The proposed method was compared with the methods by Wu et al. [59] and Zhang et al. [60] for its testing and validation. In the simulation, we considered failures that happened to the target elements after a period of operation for the system over different time periods. We obtained the results as summarized in

Table 9. Comparison of time performance with the existing methods.

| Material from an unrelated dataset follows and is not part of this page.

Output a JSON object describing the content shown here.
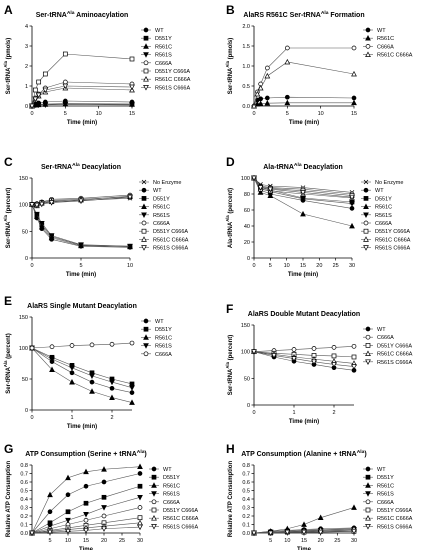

Performance	Wu et al. [59]	Zhang et al. [60]	The Proposed Method
Robot 1 utilization %	20.5	23.67	13.56
Machine utilization %	51.25	62.5	64.17
Robot 2 utilization %	20.33	25	37.5
Throughput time (parts/min)	45.86	35.77	32.08
Throughput (parts)	122	149	154

after running and simulating the Petri net model using TINA tools, which illustrated a comparison of the performance of the proposed method and that of other methods in the literature. Figure 27 depicts the results in terms of machine and robot utilization, the throughput of parts $J_1$ and $J_2$, work-in-process, and total time in the system (throughput time). In terms of throughput, the productivity of other techniques was less than that of the proposed method. The proposed method achieved better results than the other techniques in terms of work-in-process. In terms of throughput time for parts $J_1$ and $J_2$, the proposed method achieved a lower overall throughput time than other techniques. As a result, the proposed method is valid, can produce adequate results, and can potentially be applied to other cases.

6. Conclusions

This paper aimed to address the problem of unreliable resource failure in manufacturing cells by proposing a solution that involved the use of load-sharing redundant resources (LSRRs). The proposed method involved incorporating a load-sharing redundant element as a component of the system, which had tasks to perform regardless of whether an unreliable element failed or not. The practical implementation of this method was tested and compared with documented studies in the literature. The contributions of our method were fourfold: (1) the incorporation of a redundant element that may be part of the system eliminated the need for an additional redundant element compared with the study in [36]; (2) the proposed technique guaranteed the continuous processing of all part types, regardless of the failure of one or multiple unreliable resources compared with the studies in [45,46,47,48]; (3) the performance of the proposed technique outperformed previous studies in the literature, such as those found in [59,60]; and (4) the proposed technique did not require the use of inhibitor arcs, resulting in lower computational overheads.